How One Mom Became an Advocate for Kids With Dyslexia

Mary De Angelo is used to working for people with disabilities. She sits on her county’s disability commission, for starters. She’s helped out at her daughter’s school for kids with dyslexia. And she’s involved with an ongoing project for local artists with disabilities.

But on March 18, De Angelo took her commitment to a whole new level. She went to the Maryland statehouse in Annapolis. Her mission? To urge lawmakers to support two bills about dyslexia. The bills aim to identify kids with earlier and provide better training for teachers.

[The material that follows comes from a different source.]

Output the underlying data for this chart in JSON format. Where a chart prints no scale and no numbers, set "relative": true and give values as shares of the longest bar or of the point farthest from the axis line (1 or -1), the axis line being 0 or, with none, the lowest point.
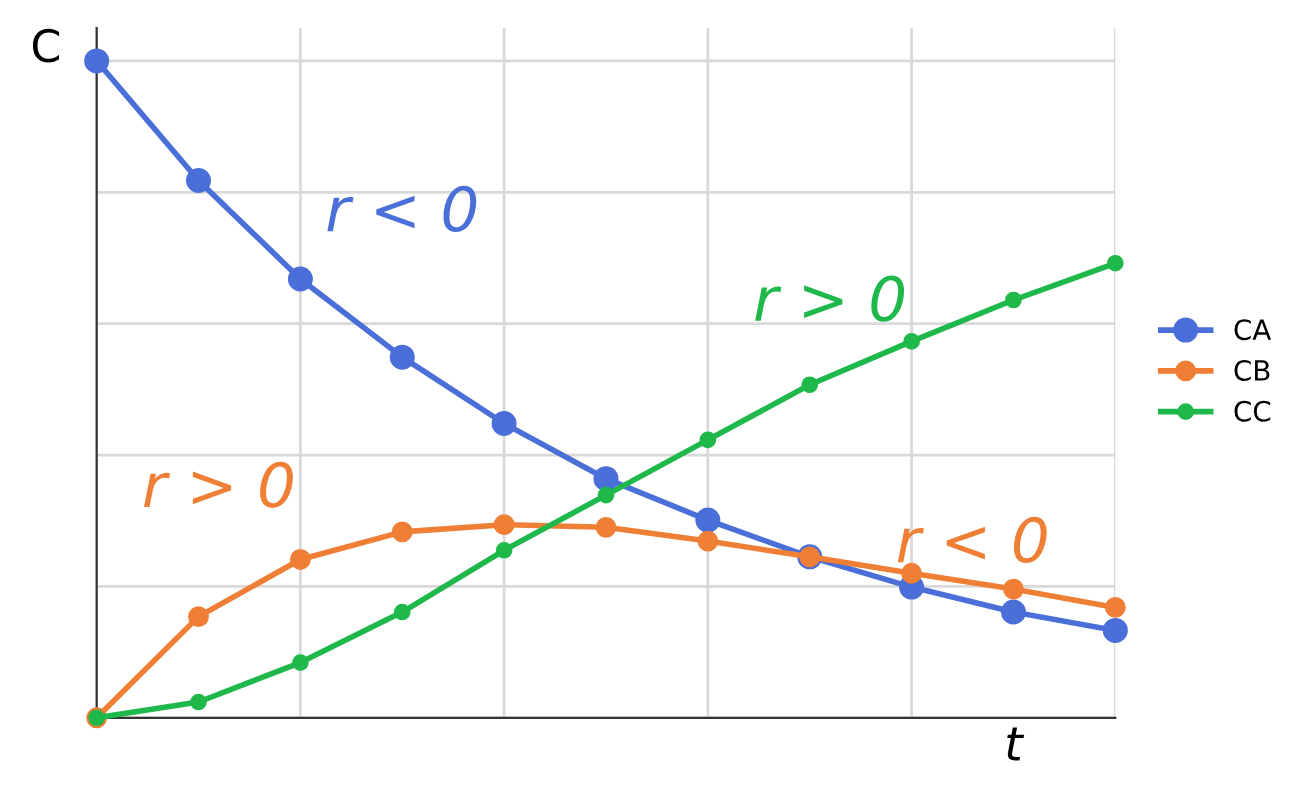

De Angelo, a writer and editor, went to the statehouse as part of Dyslexia Advocacy Day in Annapolis. The event was created by the group Decoding Dyslexia. She joined with other parents to educate lawmakers about dyslexia.

“I think we brought some awareness that kids have to be identified at an early age,” De Angelo says. “We definitely made an impression.”

Her 13-year-old daughter Nina was so excited about the event that she came, too. “She had a great time talking to our state senators and delegates,” De Angelo says. “She spoke from a student’s perspective and did a fantastic job.”

De Angelo’s journey as an advocate began five years ago, when she found out her daughter has dyslexia. Nina was in second grade at the time. De Angelo enrolled her in a school for kids with dyslexia.

After that, a spot opened on the County Commission on Disability Issues. De Angelo applied and got the position. Today she serves as vice co-chair.

De Angelo went on to organize Artists Without Limits. The annual exhibit for artists with disabilities is now in its fourth year. This year’s show kicked off April 16 with an opening night gala. The exhibit runs through June 30.

Since De Angelo’s trip, one of the bills has passed in the state Senate. Now advocacy is in her blood. She encourages other parents to get involved. And she urges them to speak out, too. “Every voice is important—especially when it comes to getting help for our children,” she says.